![]() The Russian Nadezhda COSPAS-SARSAT satellite imaged by SNAP-1 just 2 seconds after deployment when the spacecraft were approximately 2.2m (8 feet) apart. |
These remarkable images were acquired by the SNAP-1 nanosatellite under automatic control just seconds after the satellite was deployed into orbit, by an innovative "machine vision system" comprising four micro-miniature single-chip video cameras, each smaller than a 2 pence (50 cent) piece! SNAP-1, weighing just 6.5kg, was launched on 28th June this year by a COSMOS rocket from the Plesetsk Cosmodrome in northern Russia. Also on this launch was a 50kg micro-satellite, Tsinghua-1, designed and built at the Surrey Space Centre in collaboration with China's Tsinghua University. Both satellites were carried together into space attached to a Russian search-and-rescue (COSPAS-SARSAT) satellite called Nadezhda.
Dr Craig Underwood, chief architect of the SNAP project at the Surrey Space Centre, said: "One of the principal objectives of the SNAP-1 mission is to demonstrate the ability of nanosatellites to act as robotic 'eyes-in-the-sky' to allow astronauts and ground controllers to examine the outside of their space vehicles. To test this concept, we used SNAP's cameras to provide 'video telemetry' of its own deployment, as well as to image the deployment of Tsinghua-1. The whole 60-second imaging sequence was controlled automatically by one of SNAP's on-board computers. The very first picture, taken just two seconds after deployment, shows the Nadezhda satellite which had carried us into orbit, and a few seconds later, the cameras showed what we wanted to see - Tsinghua-1 ejecting into space.
![]() The Chinese, Tsinghua-1, microsatellite orbiting above the limb of the Earth imaged by SNAP-1 just seconds after its deployment when the spacecraft were approximately 8m (30 feet) apart. |
In addition to the machine vision payload, SNAP-1 carries a miniature propulsion system, the size of a pencil, using butane. This is currently being used to manoeuvre the nanosatellite to rendezvous with the Chinese Tsinghua-1 microsatellite, now 40,000km away in orbit, during November.
Also on-board this tiny spacecraft are other miniature systems: a momentum wheel and magnetorquers for 3-axis attitude control; a GPS receiver for autonomous orbit determination; a 220 MHz 'StrongARM' 1100 on-board computer for housekeeping and high level vision functions; and an S-band communications system.

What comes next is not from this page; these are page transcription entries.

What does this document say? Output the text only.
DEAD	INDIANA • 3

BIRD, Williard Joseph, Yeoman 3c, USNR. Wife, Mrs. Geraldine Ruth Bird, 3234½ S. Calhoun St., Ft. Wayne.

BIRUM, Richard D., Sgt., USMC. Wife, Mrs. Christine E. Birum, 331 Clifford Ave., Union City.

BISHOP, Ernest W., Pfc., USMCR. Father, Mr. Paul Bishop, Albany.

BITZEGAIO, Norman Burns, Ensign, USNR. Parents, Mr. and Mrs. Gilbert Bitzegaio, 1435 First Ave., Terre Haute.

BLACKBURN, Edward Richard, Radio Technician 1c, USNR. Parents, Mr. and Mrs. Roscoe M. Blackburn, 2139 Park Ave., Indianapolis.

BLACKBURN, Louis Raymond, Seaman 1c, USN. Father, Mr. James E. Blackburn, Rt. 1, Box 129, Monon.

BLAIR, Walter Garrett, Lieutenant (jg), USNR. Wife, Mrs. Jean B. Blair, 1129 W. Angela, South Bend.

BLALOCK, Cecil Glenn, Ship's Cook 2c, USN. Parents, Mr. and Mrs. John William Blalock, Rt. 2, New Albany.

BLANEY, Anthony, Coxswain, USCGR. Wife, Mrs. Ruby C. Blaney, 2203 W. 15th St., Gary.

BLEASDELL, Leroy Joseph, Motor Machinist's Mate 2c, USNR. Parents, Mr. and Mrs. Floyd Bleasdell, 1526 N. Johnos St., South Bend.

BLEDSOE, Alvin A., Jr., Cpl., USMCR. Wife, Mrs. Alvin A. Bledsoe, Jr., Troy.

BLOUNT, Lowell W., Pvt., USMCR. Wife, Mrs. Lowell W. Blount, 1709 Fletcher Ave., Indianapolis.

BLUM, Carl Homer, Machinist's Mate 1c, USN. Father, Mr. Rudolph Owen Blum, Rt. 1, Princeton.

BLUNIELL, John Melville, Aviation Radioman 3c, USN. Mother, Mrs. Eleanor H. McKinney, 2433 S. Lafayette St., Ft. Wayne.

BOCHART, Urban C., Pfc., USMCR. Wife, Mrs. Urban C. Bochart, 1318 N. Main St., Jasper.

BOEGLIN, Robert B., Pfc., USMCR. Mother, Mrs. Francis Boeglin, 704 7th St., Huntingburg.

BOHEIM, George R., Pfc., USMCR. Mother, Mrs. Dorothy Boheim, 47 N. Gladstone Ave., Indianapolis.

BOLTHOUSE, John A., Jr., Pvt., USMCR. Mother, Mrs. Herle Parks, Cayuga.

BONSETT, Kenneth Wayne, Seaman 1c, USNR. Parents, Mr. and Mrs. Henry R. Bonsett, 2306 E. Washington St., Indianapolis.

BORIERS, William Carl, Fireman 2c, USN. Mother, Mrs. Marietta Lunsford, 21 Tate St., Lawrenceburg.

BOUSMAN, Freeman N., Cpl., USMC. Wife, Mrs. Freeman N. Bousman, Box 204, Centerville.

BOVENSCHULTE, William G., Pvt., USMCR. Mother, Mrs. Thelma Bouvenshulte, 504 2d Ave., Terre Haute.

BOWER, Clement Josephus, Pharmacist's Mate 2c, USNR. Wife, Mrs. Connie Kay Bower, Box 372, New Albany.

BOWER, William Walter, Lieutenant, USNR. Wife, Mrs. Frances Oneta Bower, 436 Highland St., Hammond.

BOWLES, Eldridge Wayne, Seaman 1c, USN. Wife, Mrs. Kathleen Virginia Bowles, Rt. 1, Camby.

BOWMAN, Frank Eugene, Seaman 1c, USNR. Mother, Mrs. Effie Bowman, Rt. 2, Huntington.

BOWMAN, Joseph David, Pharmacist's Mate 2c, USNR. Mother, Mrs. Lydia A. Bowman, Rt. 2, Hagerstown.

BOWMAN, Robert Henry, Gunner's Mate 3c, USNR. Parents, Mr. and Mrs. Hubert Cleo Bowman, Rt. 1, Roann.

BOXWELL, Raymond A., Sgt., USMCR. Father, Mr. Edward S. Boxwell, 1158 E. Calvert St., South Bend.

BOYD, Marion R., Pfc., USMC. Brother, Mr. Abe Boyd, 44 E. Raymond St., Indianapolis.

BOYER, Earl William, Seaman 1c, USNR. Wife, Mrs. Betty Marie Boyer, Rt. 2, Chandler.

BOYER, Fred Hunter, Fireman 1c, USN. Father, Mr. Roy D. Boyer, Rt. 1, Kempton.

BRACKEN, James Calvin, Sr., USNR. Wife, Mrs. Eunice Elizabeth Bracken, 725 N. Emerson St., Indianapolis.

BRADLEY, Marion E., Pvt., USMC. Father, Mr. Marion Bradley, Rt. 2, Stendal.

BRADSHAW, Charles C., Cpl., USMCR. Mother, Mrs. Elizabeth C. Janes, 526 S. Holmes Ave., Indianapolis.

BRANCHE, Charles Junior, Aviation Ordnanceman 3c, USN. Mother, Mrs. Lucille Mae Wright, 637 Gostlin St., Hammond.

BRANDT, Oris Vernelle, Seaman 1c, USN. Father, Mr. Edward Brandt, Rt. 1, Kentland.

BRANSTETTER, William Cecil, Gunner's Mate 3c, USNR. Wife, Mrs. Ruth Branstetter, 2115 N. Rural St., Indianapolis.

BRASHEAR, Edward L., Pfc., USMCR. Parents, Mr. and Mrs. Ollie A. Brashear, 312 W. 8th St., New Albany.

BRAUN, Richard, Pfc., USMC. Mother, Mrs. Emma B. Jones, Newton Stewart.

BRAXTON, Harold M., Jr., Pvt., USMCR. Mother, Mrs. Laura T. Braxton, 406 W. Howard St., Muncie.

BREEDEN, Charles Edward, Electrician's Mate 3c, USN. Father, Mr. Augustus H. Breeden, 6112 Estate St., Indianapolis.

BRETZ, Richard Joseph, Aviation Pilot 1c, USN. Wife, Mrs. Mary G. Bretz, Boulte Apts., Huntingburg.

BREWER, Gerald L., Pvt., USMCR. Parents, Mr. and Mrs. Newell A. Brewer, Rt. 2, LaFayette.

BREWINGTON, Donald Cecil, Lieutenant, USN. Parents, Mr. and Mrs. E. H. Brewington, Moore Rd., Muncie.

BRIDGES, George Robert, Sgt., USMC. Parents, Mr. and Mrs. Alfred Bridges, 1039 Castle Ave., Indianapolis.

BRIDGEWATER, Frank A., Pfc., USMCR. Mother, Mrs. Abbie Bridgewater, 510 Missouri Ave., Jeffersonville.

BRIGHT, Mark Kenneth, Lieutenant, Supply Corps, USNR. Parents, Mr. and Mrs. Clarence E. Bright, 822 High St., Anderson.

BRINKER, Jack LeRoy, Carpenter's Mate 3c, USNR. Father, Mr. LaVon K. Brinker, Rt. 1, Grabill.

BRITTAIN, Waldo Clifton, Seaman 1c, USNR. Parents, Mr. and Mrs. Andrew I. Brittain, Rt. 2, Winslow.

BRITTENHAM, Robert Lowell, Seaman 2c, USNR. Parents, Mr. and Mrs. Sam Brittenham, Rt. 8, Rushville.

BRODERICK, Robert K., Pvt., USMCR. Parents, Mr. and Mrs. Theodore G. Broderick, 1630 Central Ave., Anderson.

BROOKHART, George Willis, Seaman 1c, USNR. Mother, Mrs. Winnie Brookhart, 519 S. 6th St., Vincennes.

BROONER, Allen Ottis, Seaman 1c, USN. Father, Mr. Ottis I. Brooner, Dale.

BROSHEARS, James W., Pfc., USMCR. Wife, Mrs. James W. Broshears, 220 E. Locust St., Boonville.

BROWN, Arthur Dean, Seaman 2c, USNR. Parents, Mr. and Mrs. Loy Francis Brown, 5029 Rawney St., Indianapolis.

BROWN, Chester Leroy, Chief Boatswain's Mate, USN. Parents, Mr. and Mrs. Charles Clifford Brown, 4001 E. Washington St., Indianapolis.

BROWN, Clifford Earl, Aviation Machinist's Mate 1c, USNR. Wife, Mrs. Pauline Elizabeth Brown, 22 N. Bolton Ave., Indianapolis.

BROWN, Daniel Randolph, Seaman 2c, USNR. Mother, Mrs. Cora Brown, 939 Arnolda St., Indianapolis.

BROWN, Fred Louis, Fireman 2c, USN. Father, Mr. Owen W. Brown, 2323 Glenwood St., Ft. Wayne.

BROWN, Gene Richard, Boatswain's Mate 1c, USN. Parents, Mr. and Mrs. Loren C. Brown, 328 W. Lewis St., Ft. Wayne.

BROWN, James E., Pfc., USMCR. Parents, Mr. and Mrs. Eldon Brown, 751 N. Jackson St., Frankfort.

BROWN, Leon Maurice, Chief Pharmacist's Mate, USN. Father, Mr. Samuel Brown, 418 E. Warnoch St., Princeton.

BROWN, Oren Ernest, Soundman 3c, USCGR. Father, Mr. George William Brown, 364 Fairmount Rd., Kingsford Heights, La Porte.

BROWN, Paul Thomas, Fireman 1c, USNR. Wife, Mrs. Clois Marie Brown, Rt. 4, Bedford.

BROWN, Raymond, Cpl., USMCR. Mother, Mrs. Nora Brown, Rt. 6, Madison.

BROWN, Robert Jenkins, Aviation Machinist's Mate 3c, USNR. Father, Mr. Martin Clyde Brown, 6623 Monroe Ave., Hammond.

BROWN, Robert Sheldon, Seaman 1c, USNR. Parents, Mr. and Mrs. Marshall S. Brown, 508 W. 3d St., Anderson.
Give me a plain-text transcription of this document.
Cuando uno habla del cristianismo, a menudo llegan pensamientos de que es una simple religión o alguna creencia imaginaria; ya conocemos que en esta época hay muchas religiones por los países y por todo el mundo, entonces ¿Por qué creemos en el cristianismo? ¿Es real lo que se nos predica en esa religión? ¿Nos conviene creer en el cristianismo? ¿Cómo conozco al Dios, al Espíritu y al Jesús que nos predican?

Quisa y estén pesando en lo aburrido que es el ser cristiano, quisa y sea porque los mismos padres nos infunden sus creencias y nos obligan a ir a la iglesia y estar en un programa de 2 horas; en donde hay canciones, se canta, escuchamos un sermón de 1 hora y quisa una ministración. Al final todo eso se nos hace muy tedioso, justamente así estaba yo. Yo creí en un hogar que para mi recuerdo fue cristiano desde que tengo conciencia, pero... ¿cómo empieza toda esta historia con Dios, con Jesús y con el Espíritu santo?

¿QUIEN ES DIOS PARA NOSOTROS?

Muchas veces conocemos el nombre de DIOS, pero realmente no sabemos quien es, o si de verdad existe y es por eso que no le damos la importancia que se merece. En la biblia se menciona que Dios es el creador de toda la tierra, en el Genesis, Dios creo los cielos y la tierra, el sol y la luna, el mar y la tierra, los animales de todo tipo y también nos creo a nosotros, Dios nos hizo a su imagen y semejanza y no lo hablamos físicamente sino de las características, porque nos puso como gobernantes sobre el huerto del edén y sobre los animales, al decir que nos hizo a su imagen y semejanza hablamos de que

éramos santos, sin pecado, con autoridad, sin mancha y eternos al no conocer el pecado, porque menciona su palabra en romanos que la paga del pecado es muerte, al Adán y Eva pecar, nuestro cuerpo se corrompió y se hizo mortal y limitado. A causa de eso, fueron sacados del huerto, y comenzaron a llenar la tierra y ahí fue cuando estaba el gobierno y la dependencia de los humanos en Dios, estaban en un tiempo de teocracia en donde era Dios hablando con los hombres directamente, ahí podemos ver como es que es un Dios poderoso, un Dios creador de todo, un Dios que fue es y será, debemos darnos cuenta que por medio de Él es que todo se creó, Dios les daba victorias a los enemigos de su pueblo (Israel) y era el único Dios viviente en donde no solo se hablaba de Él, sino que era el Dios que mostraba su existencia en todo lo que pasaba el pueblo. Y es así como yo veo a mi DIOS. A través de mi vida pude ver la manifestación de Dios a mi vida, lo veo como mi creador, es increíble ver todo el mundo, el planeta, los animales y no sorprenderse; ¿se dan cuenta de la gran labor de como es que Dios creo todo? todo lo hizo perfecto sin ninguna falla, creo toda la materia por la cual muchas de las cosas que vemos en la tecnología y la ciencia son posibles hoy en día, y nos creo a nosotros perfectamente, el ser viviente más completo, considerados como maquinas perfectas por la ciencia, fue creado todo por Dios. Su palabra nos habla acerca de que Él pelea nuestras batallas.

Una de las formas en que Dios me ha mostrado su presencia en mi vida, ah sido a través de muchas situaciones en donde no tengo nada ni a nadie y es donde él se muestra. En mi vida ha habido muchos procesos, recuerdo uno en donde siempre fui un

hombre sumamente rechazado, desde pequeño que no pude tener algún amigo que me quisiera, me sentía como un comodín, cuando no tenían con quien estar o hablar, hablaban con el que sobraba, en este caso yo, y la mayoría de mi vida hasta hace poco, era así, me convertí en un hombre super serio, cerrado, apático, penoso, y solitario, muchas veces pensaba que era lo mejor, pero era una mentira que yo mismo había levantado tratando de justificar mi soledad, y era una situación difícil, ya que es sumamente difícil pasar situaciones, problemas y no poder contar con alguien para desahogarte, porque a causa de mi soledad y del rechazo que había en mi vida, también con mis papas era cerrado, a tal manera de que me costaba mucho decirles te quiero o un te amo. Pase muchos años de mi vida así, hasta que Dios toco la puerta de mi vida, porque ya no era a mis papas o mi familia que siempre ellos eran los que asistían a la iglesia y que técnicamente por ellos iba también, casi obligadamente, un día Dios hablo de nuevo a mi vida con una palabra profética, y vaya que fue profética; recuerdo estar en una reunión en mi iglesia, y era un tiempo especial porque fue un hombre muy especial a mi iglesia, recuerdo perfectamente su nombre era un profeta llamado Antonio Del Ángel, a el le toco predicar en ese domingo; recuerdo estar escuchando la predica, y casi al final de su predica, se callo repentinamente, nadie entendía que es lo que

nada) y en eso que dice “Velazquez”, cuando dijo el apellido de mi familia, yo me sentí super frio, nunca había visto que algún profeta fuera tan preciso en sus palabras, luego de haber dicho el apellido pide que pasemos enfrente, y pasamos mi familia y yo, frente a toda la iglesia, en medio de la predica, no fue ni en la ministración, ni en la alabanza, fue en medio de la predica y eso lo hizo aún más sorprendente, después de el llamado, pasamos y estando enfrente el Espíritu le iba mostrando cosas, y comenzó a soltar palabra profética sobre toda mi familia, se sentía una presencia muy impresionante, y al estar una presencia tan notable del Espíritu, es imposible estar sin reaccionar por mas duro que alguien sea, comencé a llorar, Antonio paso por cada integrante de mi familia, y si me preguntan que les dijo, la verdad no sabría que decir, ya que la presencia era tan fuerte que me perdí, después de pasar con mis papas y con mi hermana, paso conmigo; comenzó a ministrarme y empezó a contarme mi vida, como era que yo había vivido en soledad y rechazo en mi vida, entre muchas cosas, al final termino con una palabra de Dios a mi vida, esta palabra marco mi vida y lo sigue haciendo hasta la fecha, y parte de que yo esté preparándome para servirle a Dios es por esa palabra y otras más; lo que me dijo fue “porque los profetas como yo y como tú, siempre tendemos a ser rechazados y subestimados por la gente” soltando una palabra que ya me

News of SNAP's success is spreading. At a recent conference on small satellites held in Utah, at which the first results of the SNAP mission were presented, the largely American audience expressed astonishment at this British achievement. "We can count ourselves fortunate that Britain still has some of the most innovative space engineers in the world," concluded Dr Underwood.